Vorschlag von Ex-Chef der Sicherheitskonferenz

Frieden? Strack-Zimmermann macht gegen Ischinger Front

14.03.2023
Lesedauer: 2 Minuten
Der frühere Chef der Münchner Sicherheits-Konferenz, Wolfgang Ischinger, hat sich bei FDP-Politikerin Marie-Agnes Strack-Zimmermann unbeliebt gemacht. Fotos: picture alliance (2) / Flashpic | Jens Krick & Geisler-Fotopress | Sebastian Gabsch

Den Krieg in der Ukraine beenden? Auf keinen Fall sofort, so die Vorsitzende des Verteidigungsausschusses, Strack-Zimmermann. Sie nimmt nun Wolfgang Ischinger Maß.

MÜNCHEN/BERLIN. Mit scharfen Worten hat die Vorsitzende des Verteidigungsausschusses im Bundestag, Marie Agnes Strack-Zimmermann, (FDP) jegliche Vorbereitung möglicher Friedensverhandlungen für die Ukraine zurückgewiesen. Der frühere Vorsitzende der Münchner Sicherheitskonferenz, Wolfgang Ischinger, hatte das in Gespräch gebracht. Strack-Zimmermann entgegnete nun, das sei das „falsche Signal im falschen Moment“.

Jeder Gedanke daran geht der einflußreichen Politikerin zu weit: „Der Ruf nach Friedensverhandlungen zum jetzigen Zeitpunkt – auch wenn man sie wie Herr Ischinger erst einmal nur vorbereiten will – dient ganz und gar nicht der Ukraine noch der freien westlichen Welt“, sagte sie dem Tagesspiegel.
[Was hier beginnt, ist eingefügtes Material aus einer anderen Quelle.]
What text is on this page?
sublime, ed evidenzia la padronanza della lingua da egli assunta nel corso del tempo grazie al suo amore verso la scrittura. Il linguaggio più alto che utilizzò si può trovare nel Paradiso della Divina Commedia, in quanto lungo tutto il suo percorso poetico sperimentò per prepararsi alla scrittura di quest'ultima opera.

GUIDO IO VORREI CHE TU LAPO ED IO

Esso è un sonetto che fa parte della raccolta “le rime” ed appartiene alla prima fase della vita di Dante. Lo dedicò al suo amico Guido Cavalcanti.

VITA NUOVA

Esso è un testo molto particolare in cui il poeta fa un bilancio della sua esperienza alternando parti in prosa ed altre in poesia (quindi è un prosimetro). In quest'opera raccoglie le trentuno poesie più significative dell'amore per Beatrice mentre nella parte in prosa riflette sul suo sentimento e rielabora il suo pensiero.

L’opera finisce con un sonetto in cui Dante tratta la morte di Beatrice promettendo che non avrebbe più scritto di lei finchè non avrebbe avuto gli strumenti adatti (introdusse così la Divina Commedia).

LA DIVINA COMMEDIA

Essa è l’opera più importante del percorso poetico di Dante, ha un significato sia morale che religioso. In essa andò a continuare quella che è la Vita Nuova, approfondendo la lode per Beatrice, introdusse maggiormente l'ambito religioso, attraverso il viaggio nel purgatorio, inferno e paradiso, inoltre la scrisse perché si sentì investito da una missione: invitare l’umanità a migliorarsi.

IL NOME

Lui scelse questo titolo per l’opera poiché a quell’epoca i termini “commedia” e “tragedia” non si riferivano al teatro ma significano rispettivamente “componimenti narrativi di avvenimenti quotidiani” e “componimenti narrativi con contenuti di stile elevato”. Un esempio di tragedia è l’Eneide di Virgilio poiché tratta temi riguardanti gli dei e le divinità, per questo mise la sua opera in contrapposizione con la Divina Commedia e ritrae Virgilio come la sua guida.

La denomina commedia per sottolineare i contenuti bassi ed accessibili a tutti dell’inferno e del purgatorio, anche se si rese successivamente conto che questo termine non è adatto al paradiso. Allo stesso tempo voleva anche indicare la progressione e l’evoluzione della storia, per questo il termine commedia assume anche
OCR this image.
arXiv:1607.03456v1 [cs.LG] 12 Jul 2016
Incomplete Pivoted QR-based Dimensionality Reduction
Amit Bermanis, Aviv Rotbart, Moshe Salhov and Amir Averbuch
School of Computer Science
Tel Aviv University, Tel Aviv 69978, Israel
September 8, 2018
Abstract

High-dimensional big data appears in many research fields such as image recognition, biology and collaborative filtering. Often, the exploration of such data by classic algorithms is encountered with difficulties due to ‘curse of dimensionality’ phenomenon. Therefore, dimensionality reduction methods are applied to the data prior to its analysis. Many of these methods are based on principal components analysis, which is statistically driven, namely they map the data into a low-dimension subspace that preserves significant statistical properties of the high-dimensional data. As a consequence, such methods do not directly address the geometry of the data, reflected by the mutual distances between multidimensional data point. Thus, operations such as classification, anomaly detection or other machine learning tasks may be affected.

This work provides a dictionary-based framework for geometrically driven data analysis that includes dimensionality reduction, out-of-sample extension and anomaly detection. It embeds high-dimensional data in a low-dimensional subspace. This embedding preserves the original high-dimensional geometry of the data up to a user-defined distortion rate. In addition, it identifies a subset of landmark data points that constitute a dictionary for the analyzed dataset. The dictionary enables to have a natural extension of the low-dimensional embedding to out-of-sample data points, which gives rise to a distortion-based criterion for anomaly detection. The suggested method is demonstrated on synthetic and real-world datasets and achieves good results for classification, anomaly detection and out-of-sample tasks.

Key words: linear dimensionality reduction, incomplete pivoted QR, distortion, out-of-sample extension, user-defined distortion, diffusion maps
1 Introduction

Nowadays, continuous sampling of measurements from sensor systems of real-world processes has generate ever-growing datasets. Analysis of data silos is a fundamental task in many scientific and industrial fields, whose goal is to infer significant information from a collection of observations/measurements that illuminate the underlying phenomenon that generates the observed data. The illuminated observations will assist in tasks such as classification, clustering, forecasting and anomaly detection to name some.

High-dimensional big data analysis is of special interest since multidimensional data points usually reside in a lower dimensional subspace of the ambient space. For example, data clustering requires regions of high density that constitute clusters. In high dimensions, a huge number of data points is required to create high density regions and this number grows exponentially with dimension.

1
Ischinger: „Wo soll das enden?“

Ischinger hatte moniert, daß sich der Westen einschließlich der Bundesregierung gegenüber Befürwortern baldiger Waffenstillstandgespräche „eine völlig überflüssige Blöße“ gebe, „wenn auf die verständliche Frage nach einer Friedensinitiative immer wieder die stereotype Antwort kommt, die Voraussetzungen für Verhandlungen seien bis auf Weiteres nicht gegeben“. Er stellte die rhetorische Frage: „Also nur Krieg und Waffenlieferungen – wo soll das enden?“

Strack-Zimmermann: Ischinger ist kontraproduktiv

Man müsse den Menschen und auch den Kritikern der Kriegspolitik eine diplomatische Perspektive aufzeigen, hatte Ischinger argumentiert. Strack-Zimmermann, die auch schon mal einen Café-Gast als „Arschloch“ beleidigte, erwiderte: Wir sollten uns nicht von den Wagenknechts dieser Welt treiben lassen, der klare politische Kompaß sollte die Richtung vorgeben.“ Ischingers Beitrag nannte sie einen kontraproduktiven Vorschlag.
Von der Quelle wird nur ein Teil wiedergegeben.